Merhawit and her husband managed to scrape together enough funds, around
$5,000, for her to continue the journey to Libya, but not enough for
him to join. He stayed behind in Khartoum, and once more with the
dubious assistance of human traffickers, the expectant mother went to
Tripoli. There, Merhawit recounted, she stayed for five months in a
walled compound, sleeping on the floor of what sounded, according to
her description, like a warehouse.
"The water was dirty, dirty," she said.
The only food she and other migrants and refugees there were ever given
was pasta. She never saw a doctor or take medicine. Eventually, she and
the others were herded onto a bus and driven to the Libyan coast, where
they boarded a boat. They had no food or water. Despite being eight
months pregnant, Merhawit assured me she felt no discomfort. But after
just two days at sea, labor set in. She was in pain, and her cries
drove many of the passengers in the flimsy vessel as far away as they
could get.
"I was in such pain I wasn't embarrassed by what was happening to me," she said. Merhawit recalls that women on the boat were supportive through her agony, and helped her deliver her twin boys.
After they were born, however, she was gripped by fear that the infants
would die as they drifted aimlessly on the Mediterranean. "I was
worried the twins wouldn't survive, that we wouldn't be rescued."

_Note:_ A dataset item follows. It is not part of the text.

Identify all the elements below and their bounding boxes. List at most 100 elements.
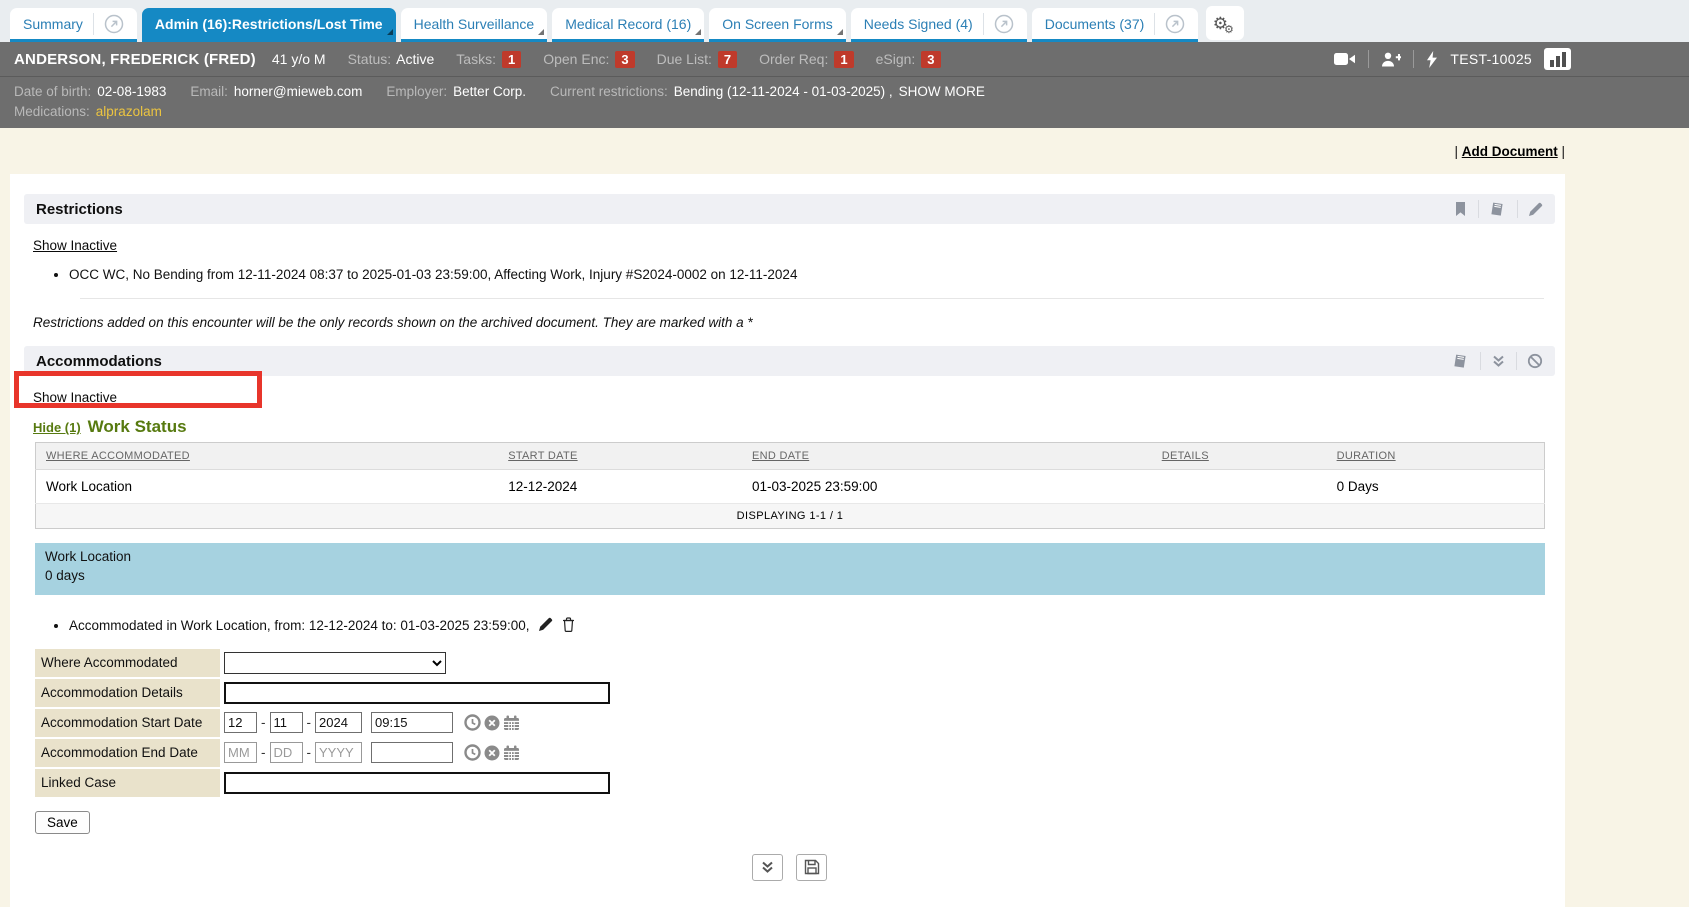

Rescue did arrive, however, when their boat was spotted by the crew of
Dignity 1, a vessel operated by Medecins Sans Frontiere (Doctors Without
Borders). Merwahit and the twins were soon transferred to the Italian
Navy, which helicoptered them to Palermo. The infants were suffering
from malnutrition, dehydration and hypothermia, according to doctors at
the hospital in Palermo. Merhawit was also suffering from anemia.

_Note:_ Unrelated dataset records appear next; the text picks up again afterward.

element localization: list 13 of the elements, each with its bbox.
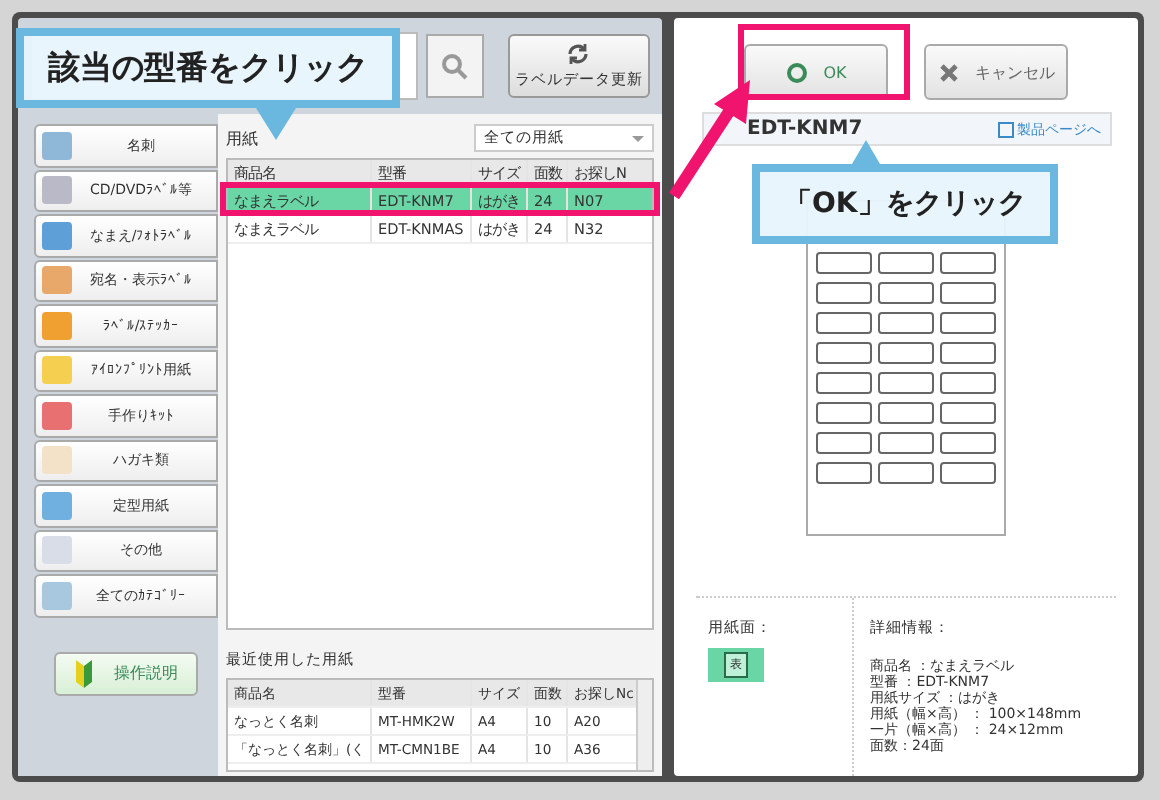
search-icon [440,52,469,80]
scrollbar[interactable] [636,680,652,770]
beginner-mark-icon [74,659,94,687]
instruction-tooltip: 「OK」をクリック [752,140,1058,244]
page-icon [997,121,1013,137]
paper-label: 用紙 [226,127,258,149]
cancel-button[interactable]: キャンセル [924,44,1068,100]
search-button[interactable] [426,34,484,98]
refresh-icon [566,42,591,66]
circle-icon [785,61,808,83]
help-button[interactable]: 操作説明 [54,651,198,695]
close-icon [937,61,959,83]
model-number: EDT-KNM7 [747,118,863,140]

Their rescue, and rapid recovery since then is nothing short of
miraculous, doctors say.
"If they had been on the boat much longer," Dr. Giorgio Sulliotti said, "they would have suffered much more than they did. Merhawit was "very lucky. It was a premature delivery of twins in a crowded boat in the Mediterranean. Any complication could have been grave, with the risk of death for both the mother and the twins. It's the first time I've seen a premature delivery with such a rapid recovery by both the mother and the babies," said Perino.
Once the twins are healthy enough, she will be released from the
hospital to a reception center. There she will have to either apply for
asylum or seek refuge in another country. She told me she wants to be
reunited with her husband as soon as possible -- how, she doesn't know.
Then she would like to move to the United Kingdom or, if she can, to
the United States, where she says she has relatives.